In Slavery's Wake
A Global Curatorial Project
Mission
The Global Curatorial Project (GCP) is a network of scholars, curators and community educators who are committed to creating critical new knowledges and innovative forms of public history about the historical experiences and the contemporary legacies of racial slavery and colonialism. The GCP creates exhibitions, public programming, academic workshops, and digital programs and seeks to collaborate and transform museum practice with international publics and audiences.
Partners
Spearheaded by the Center for the Study of Global Slavery at the Smithsonian's National Museum of African American History and Culture (NMAAHC) and the Center for the Study of Slavery and Justice (CSSJ) at Brown University, the GCP has carefully developed partnerships around the world.
Current partners include:
- Iziko Museums Slave Lodge, South Africa
- Royal Museum for Central Africa, Belgium
- The Shackles of Memory (Les Anneaux de la Mémoire), France
- Château des ducs de Bretagne, France
- Institut Fondamental d'Afrique Noire, Senegal
- International Slavery Museum, United Kingdom
- Legacies of British Slave-ownership Project, United Kingdom
In Slavery’s Wake
The GCP’s primary focus for the next five years is to create an international exhibition in partnership with communities and a global network of museums, non-profits, and university partners focused on the history and afterlives of slavery from 2023-2027. Tentatively entitled In Slavery’s Wake—Slavery, Freedom, and the Making of Our World, the exhibition will travel to Africa, Europe and the Americas, shifting the way we think about, talk about, and represent the history of slavery, race, and globalization and the continuing relevance of these histories to our world today.
Need and Relevance
Through this project, the GCP partnership will establish long term vision of and forum for global collaboration.
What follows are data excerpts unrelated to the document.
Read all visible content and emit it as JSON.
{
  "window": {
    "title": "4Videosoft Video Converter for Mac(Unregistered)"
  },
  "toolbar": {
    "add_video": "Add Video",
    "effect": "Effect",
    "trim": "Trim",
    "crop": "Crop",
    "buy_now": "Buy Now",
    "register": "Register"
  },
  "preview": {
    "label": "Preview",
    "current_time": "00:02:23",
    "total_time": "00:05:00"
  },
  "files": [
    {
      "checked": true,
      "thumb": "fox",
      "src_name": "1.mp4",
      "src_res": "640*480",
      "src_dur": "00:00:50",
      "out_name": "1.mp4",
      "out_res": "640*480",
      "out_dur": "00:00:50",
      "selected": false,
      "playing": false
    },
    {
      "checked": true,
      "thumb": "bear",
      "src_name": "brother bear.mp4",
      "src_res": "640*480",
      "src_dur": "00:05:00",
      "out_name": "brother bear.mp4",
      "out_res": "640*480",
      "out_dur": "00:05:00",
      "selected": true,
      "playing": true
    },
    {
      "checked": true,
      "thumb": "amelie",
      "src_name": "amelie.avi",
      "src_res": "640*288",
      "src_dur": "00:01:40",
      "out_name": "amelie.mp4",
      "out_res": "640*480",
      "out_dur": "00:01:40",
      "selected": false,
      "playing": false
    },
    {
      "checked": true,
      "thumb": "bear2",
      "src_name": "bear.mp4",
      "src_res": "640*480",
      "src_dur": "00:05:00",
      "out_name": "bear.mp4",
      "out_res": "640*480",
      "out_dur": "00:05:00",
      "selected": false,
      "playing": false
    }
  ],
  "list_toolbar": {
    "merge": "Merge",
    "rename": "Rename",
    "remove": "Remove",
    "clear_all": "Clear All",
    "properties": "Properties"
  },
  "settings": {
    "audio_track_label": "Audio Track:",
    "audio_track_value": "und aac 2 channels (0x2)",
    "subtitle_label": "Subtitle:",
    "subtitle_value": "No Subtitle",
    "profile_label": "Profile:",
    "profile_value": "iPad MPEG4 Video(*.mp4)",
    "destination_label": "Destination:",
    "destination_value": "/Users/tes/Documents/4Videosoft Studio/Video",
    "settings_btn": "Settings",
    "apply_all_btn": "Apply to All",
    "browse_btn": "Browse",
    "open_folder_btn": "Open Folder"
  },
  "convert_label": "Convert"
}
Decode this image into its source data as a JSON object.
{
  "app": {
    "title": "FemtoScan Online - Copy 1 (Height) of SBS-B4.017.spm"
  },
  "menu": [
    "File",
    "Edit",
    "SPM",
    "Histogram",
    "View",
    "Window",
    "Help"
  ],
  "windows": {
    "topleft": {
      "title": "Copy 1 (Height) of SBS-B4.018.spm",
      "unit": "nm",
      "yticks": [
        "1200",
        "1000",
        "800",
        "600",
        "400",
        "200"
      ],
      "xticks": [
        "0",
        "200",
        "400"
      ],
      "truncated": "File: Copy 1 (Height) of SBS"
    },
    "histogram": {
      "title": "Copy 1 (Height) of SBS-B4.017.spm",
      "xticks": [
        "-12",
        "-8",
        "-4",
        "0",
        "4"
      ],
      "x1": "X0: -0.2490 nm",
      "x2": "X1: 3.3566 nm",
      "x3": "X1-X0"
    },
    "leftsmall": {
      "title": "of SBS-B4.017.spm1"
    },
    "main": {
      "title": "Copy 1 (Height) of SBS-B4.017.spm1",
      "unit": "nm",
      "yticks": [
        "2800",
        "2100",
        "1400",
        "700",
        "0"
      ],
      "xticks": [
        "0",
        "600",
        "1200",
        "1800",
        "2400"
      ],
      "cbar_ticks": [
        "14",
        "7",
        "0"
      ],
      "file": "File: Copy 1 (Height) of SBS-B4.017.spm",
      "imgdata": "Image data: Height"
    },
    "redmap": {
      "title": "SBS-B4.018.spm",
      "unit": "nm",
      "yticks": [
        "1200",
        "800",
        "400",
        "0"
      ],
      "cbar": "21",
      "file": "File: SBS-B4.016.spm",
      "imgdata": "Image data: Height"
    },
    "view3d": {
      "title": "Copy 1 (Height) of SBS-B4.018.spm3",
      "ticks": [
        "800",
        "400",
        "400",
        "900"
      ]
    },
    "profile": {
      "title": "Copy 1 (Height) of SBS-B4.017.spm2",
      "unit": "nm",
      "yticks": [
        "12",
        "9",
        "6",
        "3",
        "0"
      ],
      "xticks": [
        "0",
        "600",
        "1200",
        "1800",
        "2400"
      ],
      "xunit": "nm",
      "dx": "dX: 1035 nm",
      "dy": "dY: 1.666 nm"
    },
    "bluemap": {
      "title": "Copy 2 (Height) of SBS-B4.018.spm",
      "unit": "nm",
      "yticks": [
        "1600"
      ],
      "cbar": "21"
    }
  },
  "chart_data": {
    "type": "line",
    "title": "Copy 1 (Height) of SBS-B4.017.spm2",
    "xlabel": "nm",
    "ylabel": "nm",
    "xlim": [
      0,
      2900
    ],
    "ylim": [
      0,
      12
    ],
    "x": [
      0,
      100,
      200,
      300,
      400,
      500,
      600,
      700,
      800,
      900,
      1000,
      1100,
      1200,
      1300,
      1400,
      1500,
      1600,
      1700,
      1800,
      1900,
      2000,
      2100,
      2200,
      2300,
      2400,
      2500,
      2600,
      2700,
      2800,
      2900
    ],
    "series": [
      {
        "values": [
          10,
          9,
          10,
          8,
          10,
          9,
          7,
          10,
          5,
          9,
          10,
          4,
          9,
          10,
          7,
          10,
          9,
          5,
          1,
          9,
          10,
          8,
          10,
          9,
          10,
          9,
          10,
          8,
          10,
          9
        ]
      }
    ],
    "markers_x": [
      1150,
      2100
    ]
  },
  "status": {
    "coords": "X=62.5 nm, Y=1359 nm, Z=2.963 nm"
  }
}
This forum seeks to reshape understandings and connections between slavery’s past and the present and to transform as well as decolonize museum and scholarly practice through ongoing work with scholars and communities in Africa and around the globe. It will work to forge new relationships amongst museums as well as between public institutions and their audiences in order to make museums into sites more relevant to addressing questions of repair, reckoning, reconciliation, and justice.